In this month’s regular column from CEJA – the European Council of Young Farmers – President Alan Jagoe brings us up to date on a recent workshop which looked at how farming can be sustained through the generations.
MF: Can you give us some background on the workshop?
AJ: Under the title Generational Renewal through Rural Development, we held the workshop jointly on 25 January alongside the European Network for Rural Development (ENRD). We wanted to bring forward the pressing matters of sustaining farming throughout the generations. We had the pleasure of hosting European Commissioner for Agriculture and Rural Development Phil Hogan, who vocalised his support for change, and for CEJA’s determination for a sustainable future for the agriculture sector in the difficult coming years. The day-long event gave a chance to get to the heart of renewal issues.
MF: What was the key point of your speech during the workshop?
AJ: European Farmers have been a necessary part of the growth and prosperity of the bloc, and all those farmers who have gone before us have served Europe in a way that needs to be acknowledged. These are people who have worked long and hard, and they have made something important. However, now many are at a stage in their lives where they would like to take a step back. It’s imperative that we develop a method to do so, and that’s where generational renewal comes in. To put it plainly, generational renewal in agriculture needs to be considered as a precondition for maintaining viable food production and improving the competitiveness of the sector. We need new entrants to take over from retiring farmers, to invest and in some cases modernise their methods and output.
This is the time to move our focus towards Generational Renewal in the face of a reform on Common Agriculture Policy that aims to shake up how the sector is handled in Europe.
MF: What are the problems currently faced?
AJ: We’re in a situation where good agricultural land is scarce, where young farmers depend on the transfer of land from farms that already exist. If their farms are to become more modern and competitive, they also need support for initial investments, access to loans, business advice and training. The workshop event featured presentations of best practices from three young farmers from across member states who showed the conference how the rural development programme helped them in their daily lives. It’s examples like this that we need to bring to the front of the discussion, how people on the ground – or the farm – are interacting with the current programmes, and how they can change.

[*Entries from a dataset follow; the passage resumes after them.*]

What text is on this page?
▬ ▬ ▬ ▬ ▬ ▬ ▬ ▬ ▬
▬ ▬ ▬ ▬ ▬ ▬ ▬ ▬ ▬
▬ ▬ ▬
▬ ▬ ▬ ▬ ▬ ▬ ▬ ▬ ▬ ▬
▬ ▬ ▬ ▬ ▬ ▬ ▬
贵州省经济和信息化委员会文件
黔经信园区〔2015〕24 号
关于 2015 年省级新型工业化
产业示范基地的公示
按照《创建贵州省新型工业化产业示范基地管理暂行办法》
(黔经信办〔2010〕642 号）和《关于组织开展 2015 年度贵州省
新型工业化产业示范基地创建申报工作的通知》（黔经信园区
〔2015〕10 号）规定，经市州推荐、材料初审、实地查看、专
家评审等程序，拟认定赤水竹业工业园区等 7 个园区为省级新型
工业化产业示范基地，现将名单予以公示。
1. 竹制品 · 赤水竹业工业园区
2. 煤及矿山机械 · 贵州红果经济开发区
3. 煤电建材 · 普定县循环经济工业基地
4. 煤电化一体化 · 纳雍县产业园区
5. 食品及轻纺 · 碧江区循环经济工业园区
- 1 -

MF: What else can be done?
AJ: Policy makers are aware of the need for debate, but we can still do more. Facilitating generational renewal in the agricultural sector is a proposed focus area for Rural Development policy in the period 2014-2021, and that’s the core meaning of events like this. As the permanent representation of young farmers in Europe, CEJA openly seeks to encourage farmers from all backgrounds to come together, to network and to share experiences during our regular working groups, meetings, seminars and farm visits.
MF: Is there cause to be optimistic?
AJ: We are pushing forward into a new age of reforms in the agricultural sector in Europe. Generational renewal is at the forefront of everyone’s minds, and rightfully so. We’re in a landscape where the challenges and barriers facing young farmers can seem insurmountable without the proper support - and we want to support. Europe is a rapidly changing environment, and the challenges and situations currently facing us can seem daunting, but I do have hope. Considering the high level of interest from member stakeholders and the considerable number of young farmers who travelled from across Europe to engage with us, I think I can safely say that CEJA members and I look forward to playing our part in further discussions on the future of Europe.